The transparent electronics that were pioneered at Oregon State University may find one of their newest applications as a next-generation replacement for some uses of non-volatile flash memory, a multi-billion dollar technology nearing its limit of small size and information storage capacity.
Researchers at OSU have confirmed that zinc tin oxide, an inexpensive and environmentally benign compound, has significant potential for use in this field, and could provide a new, transparent technology where computer memory is based on resistance, instead of an electron charge.
Solid State Electronics - Resistive switching in zinc–tin-oxide
Bipolar resistive switching is demonstrated in the amorphous oxide semiconductor zinc–tin-oxide (ZTO). A gradual forming process produces improved switching uniformity. Al/ZTO/Pt crossbar devices show switching ratios greater than 103, long retention times, and good endurance. The resistive switching in these devices is consistent with a combined filamentary/interfacial mechanism. Overall, ZTO shows great potential as a low cost material for embedding memristive memory with thin film transistor logic for large area electronics.
► We present the first report of resistive switching in zinc–tin-oxide (ZTO).
► ZTO is the leading alternative material to IGZO for TFTs for LCDs.
► ZTO has an advantage over IGZO of lower cost due to the absence of In and Ga.
► Al/ZTO/Pt crossbar RRAM devices show switching ratios greater than 1000.
► ZTO shows promise for embedding RRAM with TFT logic for large area electronics.
This resistive random access memory, or RRAM, is referred to by some researchers as a “memristor.” Products using this approach could become even smaller, faster and cheaper than the silicon transistors that have revolutionized modern electronics – and transparent as well.
Transparent electronics offer potential for innovative products that don’t yet exist, like information displayed on an automobile windshield, or surfing the web on the glass top of a coffee table.
“Flash memory has taken us a long way with its very small size and low price,” said John Conley, a professor in the OSU School of Electrical Engineering and Computer Science. “But it’s nearing the end of its potential, and memristors are a leading candidate to continue performance improvements.”
Memristors have a simple structure, are able to program and erase information rapidly, and consume little power. They accomplish a function similar to transistor-based flash memory, but with a different approach. Whereas traditional flash memory stores information with an electrical charge, RRAM accomplishes this with electrical resistance. Like flash, it can store information as long as it’s needed.
Flash memory computer chips are ubiquitous in almost all modern electronic products, ranging from cell phones and computers to video games and flat panel televisions.
Some of the best opportunities for these new amorphous oxide semiconductors are not so much for memory chips, but with thin-film, flat panel displays, researchers say.
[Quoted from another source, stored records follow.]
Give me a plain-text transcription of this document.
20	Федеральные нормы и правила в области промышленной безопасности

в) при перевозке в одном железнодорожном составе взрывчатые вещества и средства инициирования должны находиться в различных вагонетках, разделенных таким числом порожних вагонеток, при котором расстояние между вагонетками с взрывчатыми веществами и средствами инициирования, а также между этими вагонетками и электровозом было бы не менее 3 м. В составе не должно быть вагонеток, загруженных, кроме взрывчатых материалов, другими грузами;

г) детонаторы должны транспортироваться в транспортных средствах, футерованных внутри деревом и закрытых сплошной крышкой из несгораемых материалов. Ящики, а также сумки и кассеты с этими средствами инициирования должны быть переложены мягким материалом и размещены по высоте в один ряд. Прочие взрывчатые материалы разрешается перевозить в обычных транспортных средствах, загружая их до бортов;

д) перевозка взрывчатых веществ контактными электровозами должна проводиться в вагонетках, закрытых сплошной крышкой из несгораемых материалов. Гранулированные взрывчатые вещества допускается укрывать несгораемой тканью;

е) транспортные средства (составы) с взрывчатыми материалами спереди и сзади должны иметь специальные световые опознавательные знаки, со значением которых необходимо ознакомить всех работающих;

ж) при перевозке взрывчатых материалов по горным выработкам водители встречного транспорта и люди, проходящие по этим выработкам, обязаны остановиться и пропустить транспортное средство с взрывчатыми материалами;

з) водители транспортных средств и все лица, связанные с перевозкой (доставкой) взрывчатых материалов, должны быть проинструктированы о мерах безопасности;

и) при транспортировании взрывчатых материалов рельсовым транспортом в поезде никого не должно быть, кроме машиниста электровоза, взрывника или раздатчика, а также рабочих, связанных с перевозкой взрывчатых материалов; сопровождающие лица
Private industry has already shown considerable interest in using them for the thin-film transistors that control liquid crystal displays, and one compound approaching commercialization is indium gallium zinc oxide.
But indium and gallium are getting increasingly expensive, and zinc tin oxide – also a transparent compound – appears to offer good performance with lower cost materials. The new research also shows that zinc tin oxide can be used not only for thin-film transistors, but also for memristive memory, Conley said, an important factor in its commercial application.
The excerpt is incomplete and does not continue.